月花に謳う
12
瑞樹から放課後別館の方に来るようにとメールが来た。
庶務とはあれからちょくちょく話せない場ではアイコンタクトをしたり、この間のように隔離している空間なら他愛ない話をしたり、と順調に交流を深めている。うん、香ちゃんとかコレクションの子が知ったら色んな意味で騒がれそうだなあ。
腕のあざはもう消えている。この前のは治る寸前にまた同じ場所を掴まれたから完全に消えるのに時間を要したのだ。それからはもう学習しておとなしく転入生に着いて行くようにしている。
梅雨真っ只中、傘をさして小道を行く。今日は小降りだからいい。のんびりと雨に濡れた植物や小道などの景色を眺めながら歩を進める。
いつものようにドアをノックして入室すれば、瑞樹が笑顔でバスタオルを広げていた。
「そんなことだろうと思った。ほら、小降りだったといえどうせ濡れたんだろ。こっち来ておとなしく拭かれて」
イイ笑顔で言う瑞樹に逆らうという選択肢は途絶えた。なんでもお見通しですか。さすが。

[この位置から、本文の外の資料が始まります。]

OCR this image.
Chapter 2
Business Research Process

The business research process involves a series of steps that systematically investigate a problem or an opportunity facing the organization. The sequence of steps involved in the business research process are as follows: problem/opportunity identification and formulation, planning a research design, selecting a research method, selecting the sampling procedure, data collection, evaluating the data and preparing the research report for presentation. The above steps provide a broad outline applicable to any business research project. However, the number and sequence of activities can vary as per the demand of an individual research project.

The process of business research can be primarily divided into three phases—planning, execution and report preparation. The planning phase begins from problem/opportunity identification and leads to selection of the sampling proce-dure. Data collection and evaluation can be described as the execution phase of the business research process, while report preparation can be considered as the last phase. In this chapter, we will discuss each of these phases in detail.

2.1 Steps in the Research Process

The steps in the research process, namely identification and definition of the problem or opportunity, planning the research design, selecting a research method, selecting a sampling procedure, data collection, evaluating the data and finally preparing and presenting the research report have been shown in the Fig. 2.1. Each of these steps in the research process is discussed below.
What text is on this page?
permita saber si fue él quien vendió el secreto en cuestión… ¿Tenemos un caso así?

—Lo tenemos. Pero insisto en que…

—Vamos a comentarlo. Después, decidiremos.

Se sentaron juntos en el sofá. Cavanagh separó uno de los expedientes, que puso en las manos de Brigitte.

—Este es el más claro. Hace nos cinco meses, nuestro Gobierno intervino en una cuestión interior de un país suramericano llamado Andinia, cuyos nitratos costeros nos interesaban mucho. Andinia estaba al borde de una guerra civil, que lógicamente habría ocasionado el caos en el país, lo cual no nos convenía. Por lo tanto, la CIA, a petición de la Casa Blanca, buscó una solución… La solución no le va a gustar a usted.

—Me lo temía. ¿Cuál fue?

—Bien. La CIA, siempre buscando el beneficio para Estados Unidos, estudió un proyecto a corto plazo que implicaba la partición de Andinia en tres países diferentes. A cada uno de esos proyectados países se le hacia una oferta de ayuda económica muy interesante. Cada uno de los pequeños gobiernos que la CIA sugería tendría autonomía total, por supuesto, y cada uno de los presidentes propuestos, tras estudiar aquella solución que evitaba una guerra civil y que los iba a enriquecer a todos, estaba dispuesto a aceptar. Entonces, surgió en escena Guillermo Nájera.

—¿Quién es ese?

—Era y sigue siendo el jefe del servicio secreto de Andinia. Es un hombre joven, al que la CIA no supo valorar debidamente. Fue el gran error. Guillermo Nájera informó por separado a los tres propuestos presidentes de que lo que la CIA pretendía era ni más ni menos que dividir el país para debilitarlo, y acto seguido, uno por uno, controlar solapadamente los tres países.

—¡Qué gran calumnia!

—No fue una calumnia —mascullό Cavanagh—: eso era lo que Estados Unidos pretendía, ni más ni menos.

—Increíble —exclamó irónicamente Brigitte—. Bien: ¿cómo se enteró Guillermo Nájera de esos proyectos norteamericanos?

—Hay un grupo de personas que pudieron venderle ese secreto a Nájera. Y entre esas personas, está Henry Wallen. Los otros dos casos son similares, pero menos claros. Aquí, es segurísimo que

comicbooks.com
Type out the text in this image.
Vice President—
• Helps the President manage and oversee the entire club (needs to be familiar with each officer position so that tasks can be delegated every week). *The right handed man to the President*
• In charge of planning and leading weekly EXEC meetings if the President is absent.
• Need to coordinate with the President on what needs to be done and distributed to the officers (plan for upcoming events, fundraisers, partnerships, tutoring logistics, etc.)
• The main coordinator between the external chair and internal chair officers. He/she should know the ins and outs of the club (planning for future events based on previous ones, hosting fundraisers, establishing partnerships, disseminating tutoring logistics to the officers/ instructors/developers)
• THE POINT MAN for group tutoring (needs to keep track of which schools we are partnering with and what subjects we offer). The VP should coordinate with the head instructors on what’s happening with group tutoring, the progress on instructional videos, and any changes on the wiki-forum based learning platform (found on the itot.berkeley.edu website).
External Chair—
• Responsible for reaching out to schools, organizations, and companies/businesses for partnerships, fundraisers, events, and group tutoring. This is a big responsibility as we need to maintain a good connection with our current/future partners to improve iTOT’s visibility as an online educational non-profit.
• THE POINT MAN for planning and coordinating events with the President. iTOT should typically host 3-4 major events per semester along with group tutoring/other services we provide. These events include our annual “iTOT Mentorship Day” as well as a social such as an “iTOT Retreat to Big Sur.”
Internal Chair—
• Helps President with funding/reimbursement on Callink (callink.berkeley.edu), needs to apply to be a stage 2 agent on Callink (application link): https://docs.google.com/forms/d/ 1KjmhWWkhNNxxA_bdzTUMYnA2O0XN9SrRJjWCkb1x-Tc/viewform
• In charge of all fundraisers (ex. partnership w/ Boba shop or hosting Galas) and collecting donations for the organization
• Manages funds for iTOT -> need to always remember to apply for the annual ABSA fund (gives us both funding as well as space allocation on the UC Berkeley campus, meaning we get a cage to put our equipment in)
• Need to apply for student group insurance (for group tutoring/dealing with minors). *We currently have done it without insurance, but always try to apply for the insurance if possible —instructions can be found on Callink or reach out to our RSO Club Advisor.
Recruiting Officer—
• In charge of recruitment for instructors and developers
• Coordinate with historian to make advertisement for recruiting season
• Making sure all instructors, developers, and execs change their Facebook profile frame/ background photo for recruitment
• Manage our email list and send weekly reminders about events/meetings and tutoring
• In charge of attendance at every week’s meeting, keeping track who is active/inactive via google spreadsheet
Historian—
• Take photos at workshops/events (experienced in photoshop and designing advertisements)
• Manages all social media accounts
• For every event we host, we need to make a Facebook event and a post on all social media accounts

「瑞樹、今日はどうしたの。急に呼び出したりなんかして」
「ああ……」
俯くようにしてやわやわと頭を拭かれていたのだけど、屈みこんでじっと俺の顔を見つめられる。
「すこし訊きたくて。ちゃんと、眠れているのか」
「………」
そんなことまで見透かされているとは。瑞樹こわい。
「どうなの?まあ答えてくれなくてもこの隈でバッチリ分かるんだけどね。」
ぐいっと頬を手で挟まれて目元をそっと親指でなぞられる。
反論の余地なし、か。
「うなされてるんでしょ?」
じっと見つめ合う。
「誰かを頼りなって言ったよね。俺だって頼って欲しいよ。俺じゃダメ?」
ふるふると首を振る。ダメとかそんなんじゃない。そういう権利が俺にはないから。
「…なんとなく何考えてるかは分かるけど。何言っても無駄なんだってのも把握してるし。でも溜めこまないで。苦しいなら泣いて、それから縋ってよ。なかったことにしたり誤魔化したりしたらダメだからね」
「ごめん」
「謝って欲しいわけじゃないんだ。誰も悪くないんだし」
「……うん、」
トントン。
優しい調子で背を叩かれて、気が緩んだのか。ほたり、と目尻から大粒の涙が落下した。
「よしよし」
子ども扱いだ。もう子供じゃないよ。
そう言いたいけど、背を撫でる手つきがいやに優しくて。嗚咽にのどが詰まって、反抗の言葉は出てこなかった。
知ってるよ、瑞樹はずっと昔から優しいから。いつも僕を甘やかす。
そっと瑞樹の肩口に顔をうずめて涙を流した。
溜めていたものを吐き出すようにずっと泣いていたからか、泣いた後はずっとすっきりした気分だった。